4. 年金だけで生活できる高齢者世帯は41.7%のみ

厚生労働省「2023(令和5)年 国民生活基礎調査の概況」より、老後、年金だけで生活できる高齢者世帯は41.7%であることがわかりました。

公的年金・恩給の総所得に占める割合別世帯数の構成割合

公的年金・恩給の総所得に占める割合別世帯数の構成割合

出所:厚生労働省「2023(令和5)年 国民生活基礎調査の概況」

上記のデータは、公的年金・恩給の総所得に占める割合別世帯数の構成割合です。

高齢者世帯の約6割が、公的年金・恩給以外の収入で生活費をカバーしていることがわかります。

労働収入以外では、私的年金、運用資産の分配金や配当金などが考えられます。健康面や体力面を考慮すると、労働収入を中心に生活設計を考えるのはリスクが大きいでしょう。
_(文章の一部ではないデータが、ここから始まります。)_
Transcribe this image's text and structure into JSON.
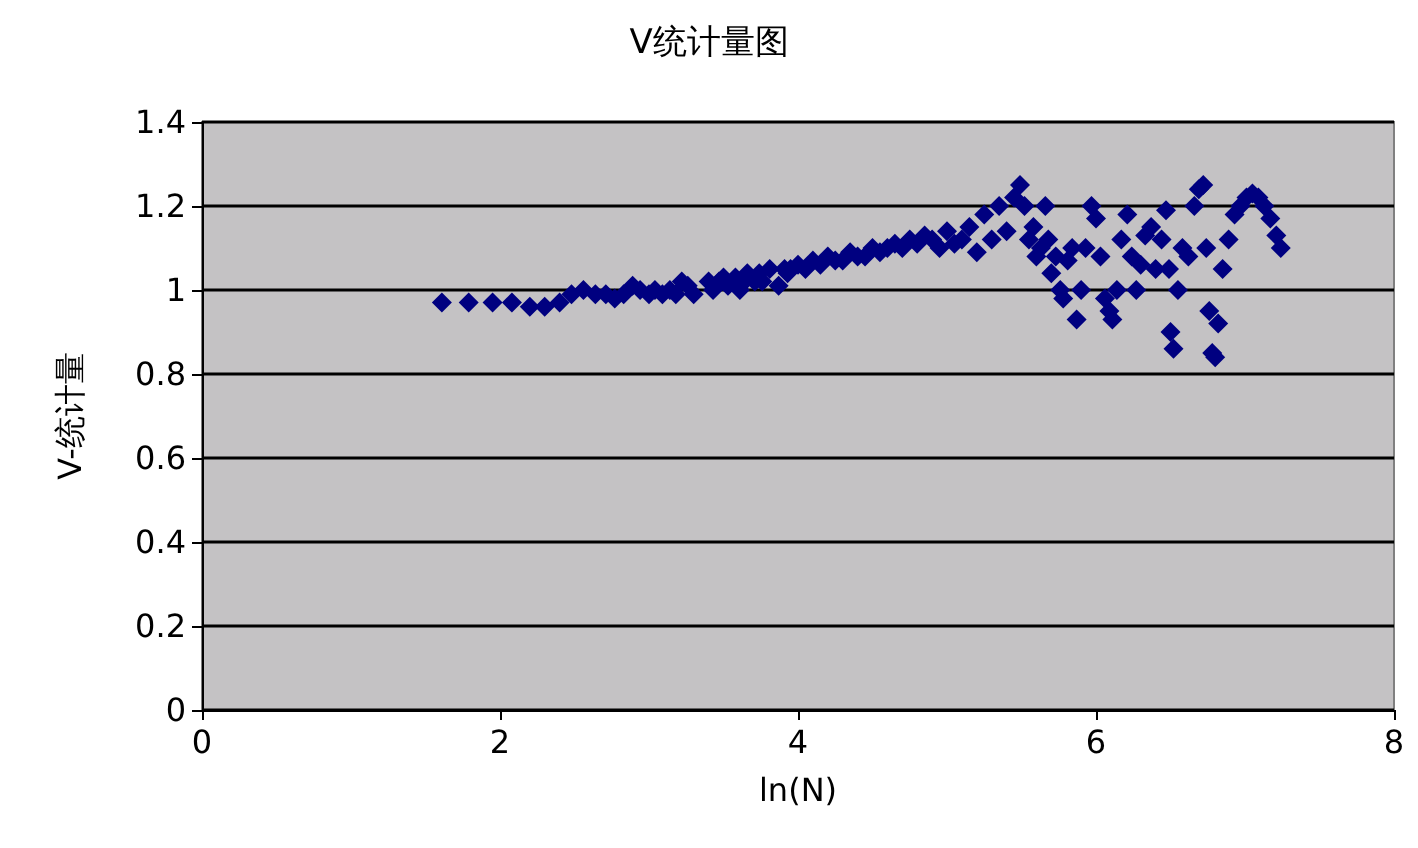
{
  "chart_data": {
    "type": "scatter",
    "title": "V统计量图",
    "xlabel": "ln(N)",
    "ylabel": "V-统计量",
    "xlim": [
      0,
      8
    ],
    "xticks": [
      0,
      2,
      4,
      6,
      8
    ],
    "ylim": [
      0,
      1.4
    ],
    "yticks": [
      0,
      0.2,
      0.4,
      0.6,
      0.8,
      1,
      1.2,
      1.4
    ],
    "grid": "y",
    "marker": "diamond",
    "series": [
      {
        "color": "#000080",
        "x": [
          1.61,
          1.79,
          1.95,
          2.08,
          2.2,
          2.3,
          2.4,
          2.48,
          2.56,
          2.64,
          2.71,
          2.77,
          2.83,
          2.89,
          2.94,
          3.0,
          3.04,
          3.09,
          3.14,
          3.18,
          3.22,
          3.26,
          3.3,
          3.4,
          3.43,
          3.47,
          3.5,
          3.53,
          3.58,
          3.61,
          3.64,
          3.66,
          3.71,
          3.74,
          3.76,
          3.81,
          3.87,
          3.91,
          3.93,
          3.95,
          4.0,
          4.05,
          4.1,
          4.15,
          4.2,
          4.25,
          4.3,
          4.35,
          4.4,
          4.45,
          4.5,
          4.55,
          4.6,
          4.65,
          4.7,
          4.75,
          4.8,
          4.85,
          4.9,
          4.95,
          5.0,
          5.05,
          5.1,
          5.15,
          5.2,
          5.25,
          5.3,
          5.35,
          5.4,
          5.45,
          5.49,
          5.52,
          5.55,
          5.58,
          5.6,
          5.63,
          5.66,
          5.68,
          5.7,
          5.73,
          5.76,
          5.78,
          5.81,
          5.84,
          5.87,
          5.9,
          5.93,
          5.97,
          6.0,
          6.03,
          6.06,
          6.09,
          6.11,
          6.14,
          6.17,
          6.21,
          6.24,
          6.27,
          6.3,
          6.33,
          6.37,
          6.4,
          6.44,
          6.47,
          6.49,
          6.5,
          6.52,
          6.55,
          6.58,
          6.62,
          6.66,
          6.69,
          6.72,
          6.74,
          6.76,
          6.78,
          6.8,
          6.82,
          6.85,
          6.89,
          6.93,
          6.97,
          7.01,
          7.05,
          7.09,
          7.13,
          7.17,
          7.21,
          7.24
        ],
        "values": [
          0.97,
          0.97,
          0.97,
          0.97,
          0.96,
          0.96,
          0.97,
          0.99,
          1.0,
          0.99,
          0.99,
          0.98,
          0.99,
          1.01,
          1.0,
          0.99,
          1.0,
          0.99,
          1.0,
          0.99,
          1.02,
          1.01,
          0.99,
          1.02,
          1.0,
          1.02,
          1.03,
          1.01,
          1.03,
          1.0,
          1.02,
          1.04,
          1.02,
          1.04,
          1.02,
          1.05,
          1.01,
          1.05,
          1.04,
          1.05,
          1.06,
          1.05,
          1.07,
          1.06,
          1.08,
          1.07,
          1.07,
          1.09,
          1.08,
          1.08,
          1.1,
          1.09,
          1.1,
          1.11,
          1.1,
          1.12,
          1.11,
          1.13,
          1.12,
          1.1,
          1.14,
          1.11,
          1.12,
          1.15,
          1.09,
          1.18,
          1.12,
          1.2,
          1.14,
          1.22,
          1.25,
          1.2,
          1.12,
          1.15,
          1.08,
          1.1,
          1.2,
          1.12,
          1.04,
          1.08,
          1.0,
          0.98,
          1.07,
          1.1,
          0.93,
          1.0,
          1.1,
          1.2,
          1.17,
          1.08,
          0.98,
          0.95,
          0.93,
          1.0,
          1.12,
          1.18,
          1.08,
          1.0,
          1.06,
          1.13,
          1.15,
          1.05,
          1.12,
          1.19,
          1.05,
          0.9,
          0.86,
          1.0,
          1.1,
          1.08,
          1.2,
          1.24,
          1.25,
          1.1,
          0.95,
          0.85,
          0.84,
          0.92,
          1.05,
          1.12,
          1.18,
          1.2,
          1.22,
          1.23,
          1.22,
          1.2,
          1.17,
          1.13,
          1.1
        ]
      }
    ]
  }
}
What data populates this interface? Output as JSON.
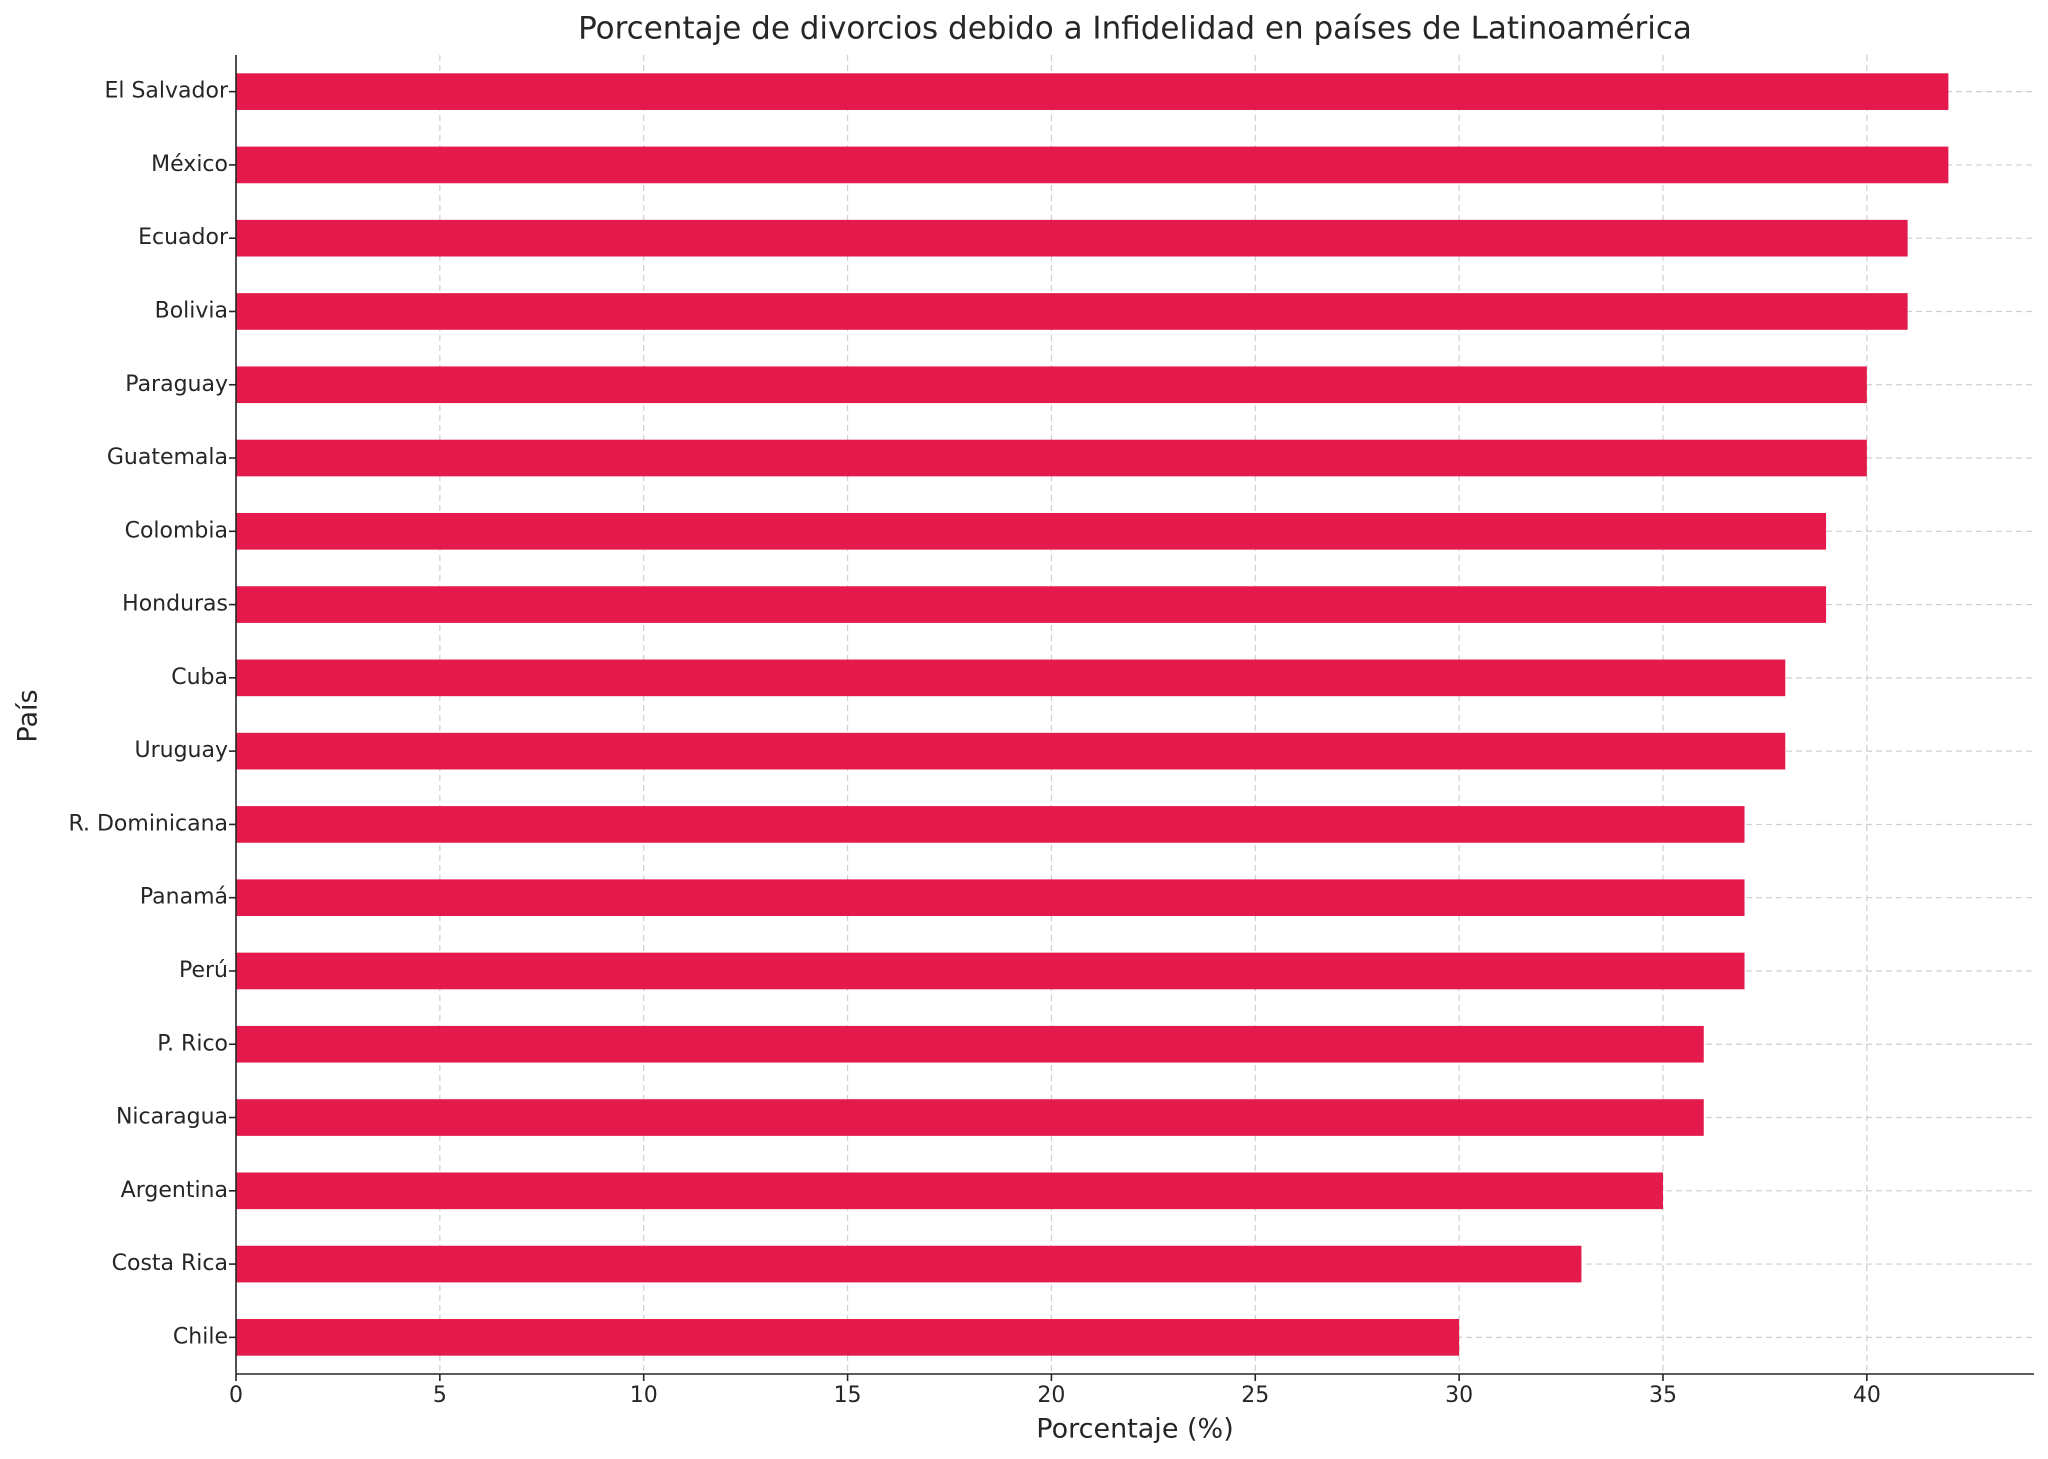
{
  "chart_data": {
    "type": "barh",
    "title": "Porcentaje de divorcios debido a Infidelidad en países de Latinoamérica",
    "xlabel": "Porcentaje (%)",
    "ylabel": "País",
    "categories": [
      "El Salvador",
      "México",
      "Ecuador",
      "Bolivia",
      "Paraguay",
      "Guatemala",
      "Colombia",
      "Honduras",
      "Cuba",
      "Uruguay",
      "R. Dominicana",
      "Panamá",
      "Perú",
      "P. Rico",
      "Nicaragua",
      "Argentina",
      "Costa Rica",
      "Chile"
    ],
    "values": [
      42,
      42,
      41,
      41,
      40,
      40,
      39,
      39,
      38,
      38,
      37,
      37,
      37,
      36,
      36,
      35,
      33,
      30
    ],
    "color": "#e31a4b",
    "xlim": [
      0,
      44.1
    ],
    "xticks": [
      0,
      5,
      10,
      15,
      20,
      25,
      30,
      35,
      40
    ],
    "grid": true
  }
}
現役時代に、私的年金や運用資産を準備しておくと安心です。

5. まとめにかえて

本記事では、65歳以上の貯蓄額や毎月の収支について確認してきました。

人それぞれ収入も支出も違いますが、年金だけでは理想の老後生活が送ることが難しそうだという場合には、いまから資金準備に取り組むことが大切です。

いきなり大きなお金を準備するのは容易ではありません。しかし、少ない金額でもコツコツ貯めていけば、時間をかけて大きな資産になっていきます。

現在はNISAやiDeCoなど将来資金の準備に向いている税制優遇の制度もありますので、貯蓄だけではなく資産運用を取り入れるのもひとつです。

65歳以上無職夫婦世帯の保有資産において有価証券の割合が年々高くなっていましたが、幅広い世代で貯蓄から投資への意識も高まっています。

資産運用はリスクが伴いますが、現役世代のうちから始めることで老後まで時間をかけて継続できるため、リスクを抑えた運用が可能となります。

老後資金の不足を補うという目標達成のために、自身の考えに合っている手段をしっかりと選び、老後を安心して過ごすための準備をしていきましょう。